2008 Daily Express (Nexis) 28 June 40 The disturbing atmosphere in the ‘haunted’ cellar in a pub..turned out to be due to the wiring not being earthed.
b. transitive. figurative. To connect to reality; to ground in authentic experience.
ΚΠ
1971 Studies 60 385 With Marx, the diminution of the individual.., and the optimism of Feuerbach..are earthed and materialized in the severely practical programme of constructing the communist society.
1978 H. Salmon in P. Curno Polit. Issues & Community Work iv. 82 The grass-roots worker has a job to do in keeping the visionary and the political activist earthed in reality.
1984 E. de Waal Seeking God vii. 99 His starting point is simply what one present-day monk calls ‘the stark reality of the humdrum’. For Benedictine life is earthed essentially in its ordinariness and its littleness.

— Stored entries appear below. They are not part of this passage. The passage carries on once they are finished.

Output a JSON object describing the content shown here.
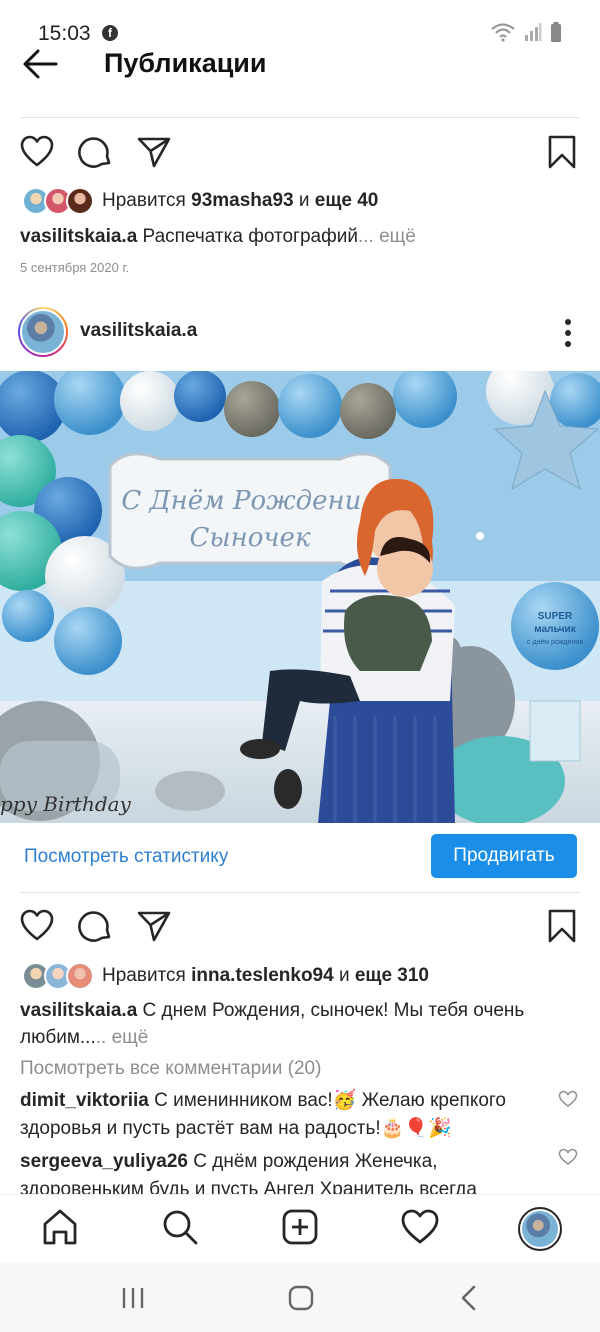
{
  "status_bar": {
    "time": "15:03",
    "fb_glyph": "f",
    "icons": [
      "wifi-icon",
      "signal-icon",
      "battery-icon"
    ]
  },
  "header": {
    "title": "Публикации"
  },
  "post1": {
    "likes": {
      "prefix": "Нравится ",
      "user": "93masha93",
      "middle": " и ",
      "others": "еще 40"
    },
    "caption": {
      "username": "vasilitskaia.a",
      "text": " Распечатка фотографий",
      "more": "... ещё"
    },
    "date": "5 сентября 2020 г."
  },
  "post2": {
    "username": "vasilitskaia.a",
    "photo": {
      "banner_line1": "С Днём Рождения",
      "banner_line2": "Сыночек",
      "balloon_line1": "SUPER",
      "balloon_line2": "мальчик",
      "balloon_line3": "с днём рождения",
      "birthday_text": "ppy Birthday"
    },
    "stats_link": "Посмотреть статистику",
    "promote_label": "Продвигать",
    "likes": {
      "prefix": "Нравится ",
      "user": "inna.teslenko94",
      "middle": " и ",
      "others": "еще 310"
    },
    "caption": {
      "username": "vasilitskaia.a",
      "text": " С днем Рождения, сыночек! Мы тебя очень любим...",
      "more": ".. ещё"
    },
    "view_comments": "Посмотреть все комментарии (20)",
    "comments": [
      {
        "user": "dimit_viktoriia",
        "text": " С именинником вас!🥳 Желаю крепкого здоровья и пусть растёт вам на радость!🎂🎈🎉"
      },
      {
        "user": "sergeeva_yuliya26",
        "text": " С днём рождения Женечка, здоровеньким будь и пусть Ангел Хранитель всегда"
      }
    ]
  },
  "bottom_nav": [
    "home-icon",
    "search-icon",
    "add-post-icon",
    "activity-heart-icon",
    "profile-avatar"
  ],
  "colors": {
    "link_blue": "#2f7fcf",
    "button_blue": "#1a8ee8",
    "text": "#262626",
    "muted": "#8e8e8e"
  }
}
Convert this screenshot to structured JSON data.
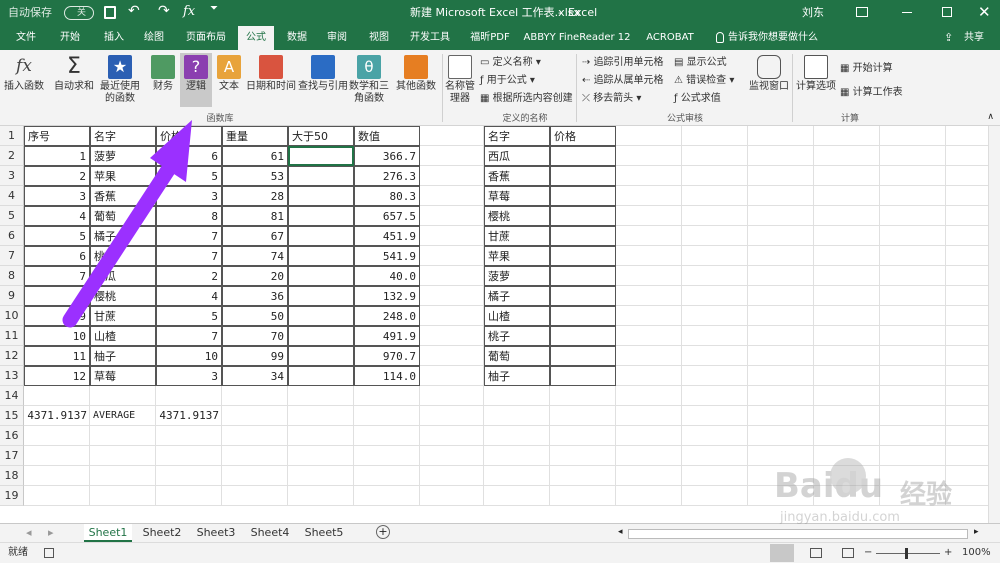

1995 Time Out 9 Aug. 5/2 Brennan praises the prolific young director Katie Mitchell for playing down the pulpit-storming poetics. ‘We're trying to earth it and tell it simply.’
1997 Church Times 12 Dec. 7/2 Half an hour back at the vicarage earthed his words with awful relevance.
This entry has been updated (OED Third Edition, November 2010; most recently modified version published online March 2022).